The transcorneocyte route of transdermal  transport The macroscale level of description is  identical to that depicted in above Figure The mesoscale level of description characterizes the  stratum corneum as alternating  layers of lamellar and corneocyte phases. Each of these  phases possesses a substructure at the microscale level. The corneocyte  cells are depicted as perforated by circular cylindrical aqueous  pores through a nonconducting keratin environment. The lamellar regions consist of alternating lipid and water layers The lipid layers, at the sub microscale level of description, are shown to be perforated by circular cylindrical aqueous pores. Transport, according to this pathway, occurs through aqueous pores existing both in the corneocyte and lamellar layers.

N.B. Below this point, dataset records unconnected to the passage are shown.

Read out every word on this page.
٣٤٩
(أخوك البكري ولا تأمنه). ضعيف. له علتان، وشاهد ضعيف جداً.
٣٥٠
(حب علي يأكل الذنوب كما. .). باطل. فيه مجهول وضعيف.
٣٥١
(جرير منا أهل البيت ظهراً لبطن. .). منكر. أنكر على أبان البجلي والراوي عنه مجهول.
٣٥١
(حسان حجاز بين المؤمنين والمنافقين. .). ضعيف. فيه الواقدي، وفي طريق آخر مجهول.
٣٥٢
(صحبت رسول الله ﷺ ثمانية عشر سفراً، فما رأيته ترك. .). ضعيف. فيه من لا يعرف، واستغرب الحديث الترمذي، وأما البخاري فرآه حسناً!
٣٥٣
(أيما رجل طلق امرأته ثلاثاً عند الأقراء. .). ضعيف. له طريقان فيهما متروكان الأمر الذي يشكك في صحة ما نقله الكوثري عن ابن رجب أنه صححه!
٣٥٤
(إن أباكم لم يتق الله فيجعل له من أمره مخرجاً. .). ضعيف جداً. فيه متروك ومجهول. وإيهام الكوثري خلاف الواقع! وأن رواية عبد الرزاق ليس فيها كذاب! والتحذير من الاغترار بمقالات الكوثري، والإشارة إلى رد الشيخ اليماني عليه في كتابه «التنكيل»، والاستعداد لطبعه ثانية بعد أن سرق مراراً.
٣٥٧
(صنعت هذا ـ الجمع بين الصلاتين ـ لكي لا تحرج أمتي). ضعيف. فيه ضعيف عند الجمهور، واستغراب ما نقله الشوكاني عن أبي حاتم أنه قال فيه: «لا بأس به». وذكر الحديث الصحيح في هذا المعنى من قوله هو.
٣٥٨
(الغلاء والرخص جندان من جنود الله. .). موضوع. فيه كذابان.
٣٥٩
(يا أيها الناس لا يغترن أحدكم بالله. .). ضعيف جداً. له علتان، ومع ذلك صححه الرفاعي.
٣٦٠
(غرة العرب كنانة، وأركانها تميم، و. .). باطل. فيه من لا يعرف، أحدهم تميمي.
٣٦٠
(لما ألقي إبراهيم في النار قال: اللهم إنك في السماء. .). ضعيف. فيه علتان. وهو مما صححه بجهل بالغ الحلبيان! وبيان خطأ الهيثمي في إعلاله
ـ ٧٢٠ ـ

Intercellular/Shunt Route: Summary of Results :

The transport coefficients K, PE, a, pp, U*, and D* corresponding to this route of transport are summarized below. Further discussion of these formulas is provided in the next section, where comparisons are made with experimental data. Effective Hydraulic Permeability-A finite effective hydraulic permeability of the skin may be attributed to the existence of three hydraulic pathways.

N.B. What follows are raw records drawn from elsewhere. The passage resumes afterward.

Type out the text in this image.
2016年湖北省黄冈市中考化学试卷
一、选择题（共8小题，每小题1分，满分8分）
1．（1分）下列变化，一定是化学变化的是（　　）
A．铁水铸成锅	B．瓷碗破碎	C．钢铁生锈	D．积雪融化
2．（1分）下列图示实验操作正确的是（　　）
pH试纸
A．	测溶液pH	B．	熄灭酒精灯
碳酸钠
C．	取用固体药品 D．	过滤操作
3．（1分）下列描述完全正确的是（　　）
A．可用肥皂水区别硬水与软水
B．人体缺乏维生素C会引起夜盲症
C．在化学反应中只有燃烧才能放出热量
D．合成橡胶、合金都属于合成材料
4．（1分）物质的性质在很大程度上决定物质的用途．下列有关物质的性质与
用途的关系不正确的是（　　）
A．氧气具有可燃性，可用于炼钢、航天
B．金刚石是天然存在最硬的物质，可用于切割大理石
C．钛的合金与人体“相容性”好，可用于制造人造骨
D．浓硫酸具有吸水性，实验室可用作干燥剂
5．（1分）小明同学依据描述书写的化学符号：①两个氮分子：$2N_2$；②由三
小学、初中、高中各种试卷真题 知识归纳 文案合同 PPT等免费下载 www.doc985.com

In general, effective permeability can be demonstrated as ,

The mean solute velocity may be regarded as being of the generic form ,

 Trans Corneocyte Route:

 Physical Description -This route of transport has not been considered seriously in the literature as offering a viable transdermal pathway for charge, fluid-mass, and/or solute transport.

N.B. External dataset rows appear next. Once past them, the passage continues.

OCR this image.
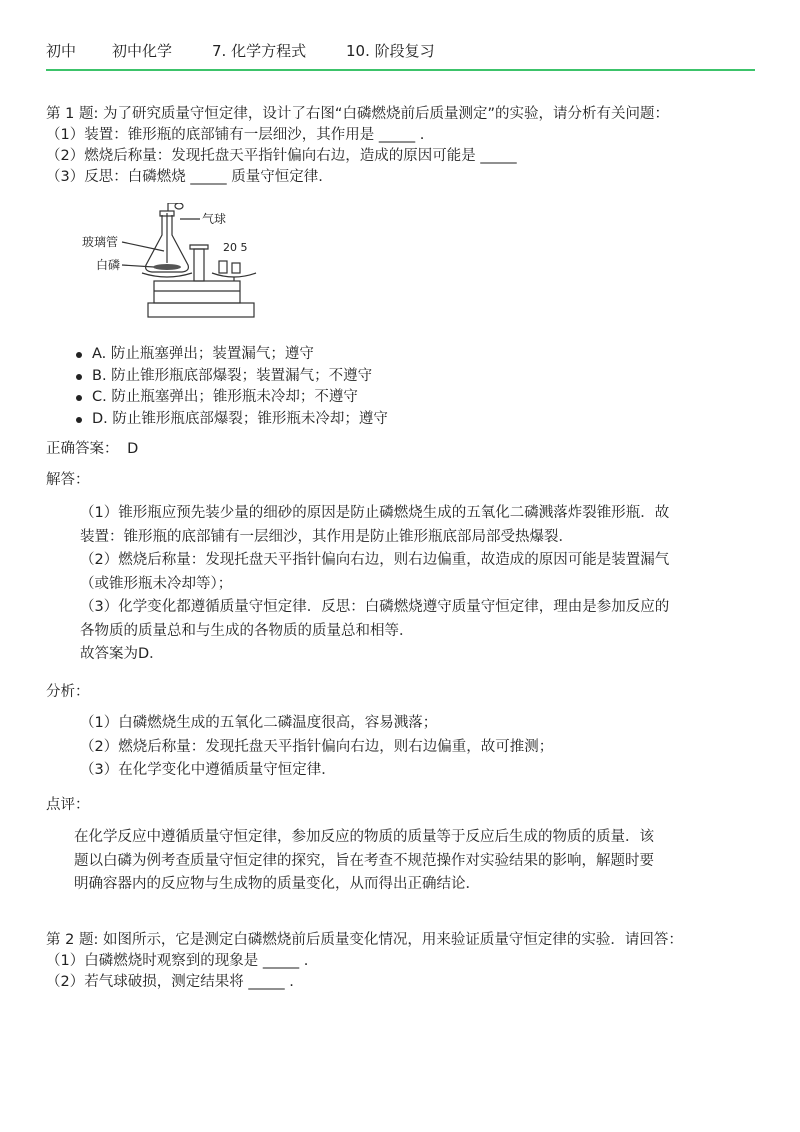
初中	初中化学	7. 化学方程式	10. 阶段复习
第 1 题: 为了研究质量守恒定律，设计了右图“白磷燃烧前后质量测定”的实验，请分析有关问题：
（1）装置：锥形瓶的底部铺有一层细沙，其作用是 _____ .
（2）燃烧后称量：发现托盘天平指针偏向右边，造成的原因可能是 _____
（3）反思：白磷燃烧 _____ 质量守恒定律.
气球
玻璃管
白磷
20 5
A. 防止瓶塞弹出；装置漏气；遵守
B. 防止锥形瓶底部爆裂；装置漏气；不遵守
C. 防止瓶塞弹出；锥形瓶未冷却；不遵守
D. 防止锥形瓶底部爆裂；锥形瓶未冷却；遵守
正确答案： D
解答：
（1）锥形瓶应预先装少量的细砂的原因是防止磷燃烧生成的五氧化二磷溅落炸裂锥形瓶．故
装置：锥形瓶的底部铺有一层细沙，其作用是防止锥形瓶底部局部受热爆裂．
（2）燃烧后称量：发现托盘天平指针偏向右边，则右边偏重，故造成的原因可能是装置漏气
（或锥形瓶未冷却等）；
（3）化学变化都遵循质量守恒定律．反思：白磷燃烧遵守质量守恒定律，理由是参加反应的
各物质的质量总和与生成的各物质的质量总和相等．
故答案为D．
分析：
（1）白磷燃烧生成的五氧化二磷温度很高，容易溅落；
（2）燃烧后称量：发现托盘天平指针偏向右边，则右边偏重，故可推测；
（3）在化学变化中遵循质量守恒定律．
点评：
在化学反应中遵循质量守恒定律，参加反应的物质的质量等于反应后生成的物质的质量．该
题以白磷为例考查质量守恒定律的探究，旨在考查不规范操作对实验结果的影响，解题时要
明确容器内的反应物与生成物的质量变化，从而得出正确结论．
第 2 题: 如图所示，它是测定白磷燃烧前后质量变化情况，用来验证质量守恒定律的实验．请回答：
（1）白磷燃烧时观察到的现象是 _____ .
（2）若气球破损，测定结果将 _____ .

This is partly due to the fact that translaminar transport is required to allow substantial transport along the pathway (including transport through the keratinocyte membrane required for penetration into the keratinocyte), which is often also considered indirectly for the horizontal bilayer and discrete transport. However, this may not be the case. The results show that small ions can enter the bilayer at a reasonable rate in the presence of electricity. Additionally, in a subsequent paper, 4O provided evidence that the trans keratinocyte pathway may be a pathway for macromolecular transport, particularly in "high-use, pulsed electric field" conditions. In general, the trans keratinocyte method is useful, at least to the extent that the method is accessible .

Conclusion :

The theory outlined here provides a mathematically rigorous, independent environment for studying transdermal transport events based on respected principles such as intercellular predation and the fundamentals in the preparation of trans keratinocyte transport. Two new theoretical aspects of transdermal transport deserve special attention in future experiments, and they affect (i) the hydraulic permeability of the skin and (ii) the contribution of convective diffusion to the efficient diffusion of solutes. To our knowledge, experimental measurements of skin permeability K have not been reported. Such a measurement would require measuring the flow of the identified transdermal drop across the stratum corneum. The use of this theory to predict rates of negative charge or macromolecular transport often requires knowledge of the dispersion coefficients as well as the various hydrodynamic inhibition coefficients.

One of the main strengths of the current theory is that it can be applied to very complex geometric patterns. For example, the application of spatial periodicity paradigms, such as those described in the Supplement, has been made in recent years to irregular and fractal cellular geometries, as discussed in detail from Alder. The drug mixture of fluids in the skin is thought to play an important role in transdermal drug delivery. Extending existing theories to include these effects is promising because the theory underlying macroscopic transport processes is often applied to chemical transport reactions.